The resurrection of Jesus is the core of our faith, yet it could be argued that we don’t talk that much about it. Each Easter we roll out some familiar songs and perhaps buy a new shirt or dress. Just one Sunday a year to celebrate the resurrection doesn’t seem sufficient. Paul said, “If Christ is not raised, then our faith is in vain.” We know this is critically important. You’ve heard the definition of insanity: Continuing to do the same thing but expecting a different result. Perhaps the level of transformation we see in ourselves and in those around us is not what we long for because we are not living daily the implications of the resurrection. 

In another place Paul said,
Philippians 3:8, 10–11 (ESV) Indeed, I count everything as loss because of the surpassing worth of knowing Christ Jesus my Lord . . .  that I may know him and the power of his resurrection, and may share his sufferings, becoming like him in his death, that by any means possible I may attain the resurrection from the dead.
Can you describe your daily experience as knowing the power of Jesus’ resurrection? I can’t;  not all the time. Our experience would look radically different if we knew Jesus in this way, in the midst of our real lives. We need more time, more than once a year, to think about the greater implications of the resurrection.

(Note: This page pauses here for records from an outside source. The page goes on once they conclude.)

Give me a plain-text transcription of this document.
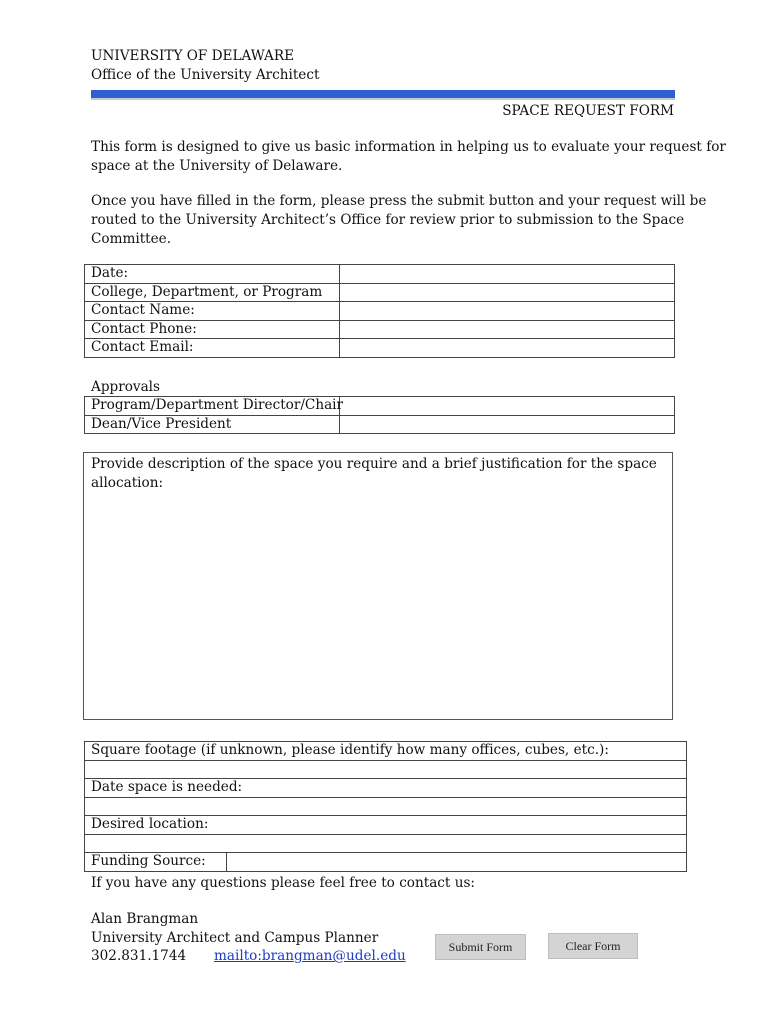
UNIVERSITY OF DELAWARE
Office of the University Architect
SPACE REQUEST FORM
This form is designed to give us basic information in helping us to evaluate your request for
space at the University of Delaware.
Once you have filled in the form, please press the submit button and your request will be
routed to the University Architect’s Office for review prior to submission to the Space
Committee.
Date:	
College, Department, or Program	
Contact Name:	
Contact Phone:	
Contact Email:	
Approvals
Program/Department Director/Chair	
Dean/Vice President	
Provide description of the space you require and a brief justification for the space allocation:
Square footage (if unknown, please identify how many offices, cubes, etc.):

Date space is needed:

Desired location:

Funding Source:	
If you have any questions please feel free to contact us:
Alan Brangman
University Architect and Campus Planner
302.831.1744 mailto:brangman@udel.edu
Submit Form	Clear Form
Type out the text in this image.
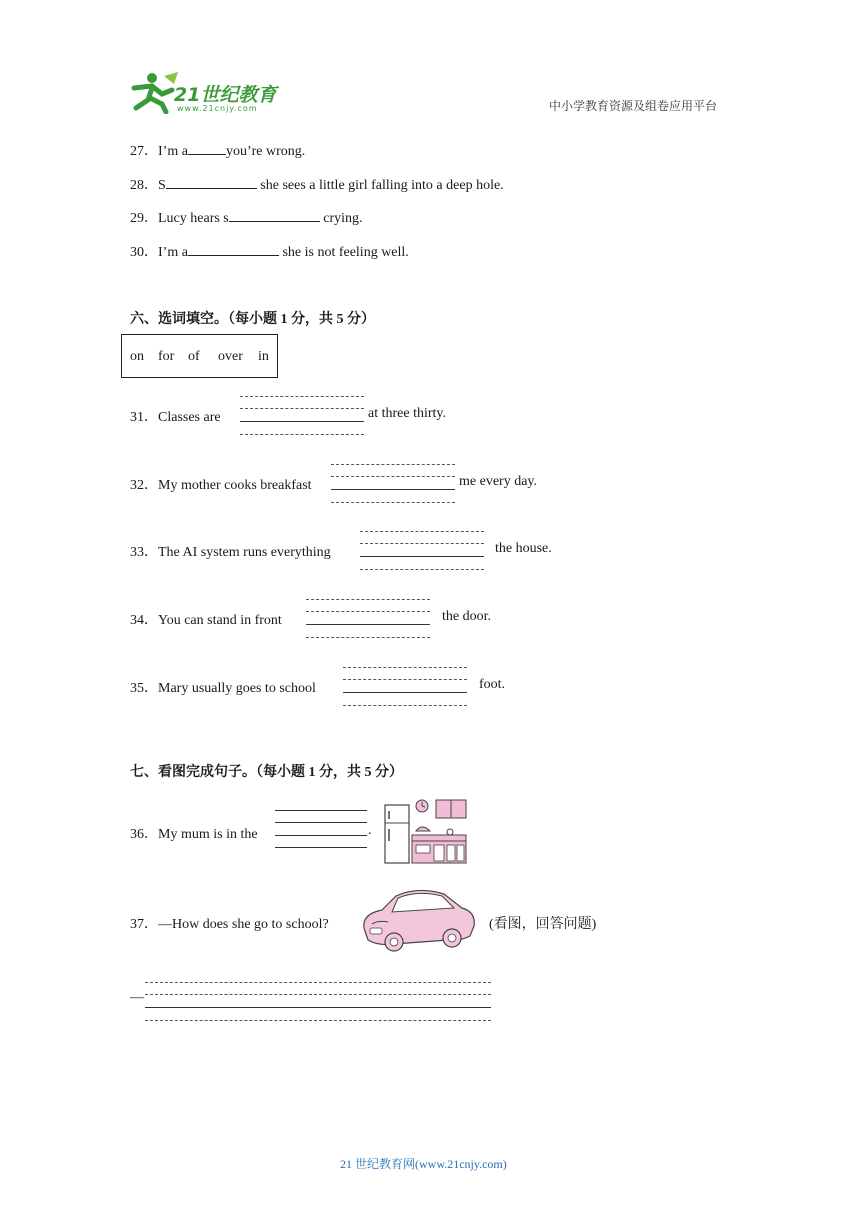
21世纪教育
www.21cnjy.com	中小学教育资源及组卷应用平台
27．I’m a	you’re wrong.
28．S	she sees a little girl falling into a deep hole.
29．Lucy hears s	crying.
30．I’m a	she is not feeling well.
六、选词填空。（每小题 1 分，共 5 分）
on for of over in
31．Classes are	at three thirty.
32．My mother cooks breakfast	me every day.
33．The AI system runs everything	the house.
34．You can stand in front	the door.
35．Mary usually goes to school	foot.
七、看图完成句子。（每小题 1 分，共 5 分）
36．My mum is in the	.
37．—How does she go to school?	(看图，回答问题)
—
21 世纪教育网(www.21cnjy.com)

We need fresh thinking about the fundamentals. We need the Biblical equivalent of what Vince Lombardi is reported to have said at the beginning of camp each year for his professional players, “Men, this is a football.” For believers, that may be these words from the angels spoken to the terrified disciples at the tomb, “He is risen!” Or maybe Mary Magdalene’s announcement a little later, “I have seen the Lord!”

To help us grasp that what God seeks to do in us is a transformation requiring resurrection power, I’ve titled our Easter series from a quote by C.S. Lewis. He said,
It may be hard for an egg to turn into a bird: it would be a jolly sight harder for it to learn to fly while remaining an egg. We are like eggs at present. And you cannot go on indefinitely being just an ordinary, decent egg. We must be hatched or go bad.
What God is doing in us, and what we are seeking to encourage one another to do, will be impossible in our own strength, no more effective than teaching an egg to fly. Our Easter series is called, “Teaching Eggs to Fly: Why the Resurrection Must Change Us.” This Sunday’s message is a kind of preparation before we get into four views of the resurrection in the following Sundays. It’s called Foolishness vs. God’s Will from Ephesians 5:17-21. 
I’m starting the celebration of the resurrection of Jesus early this year. Will you join me?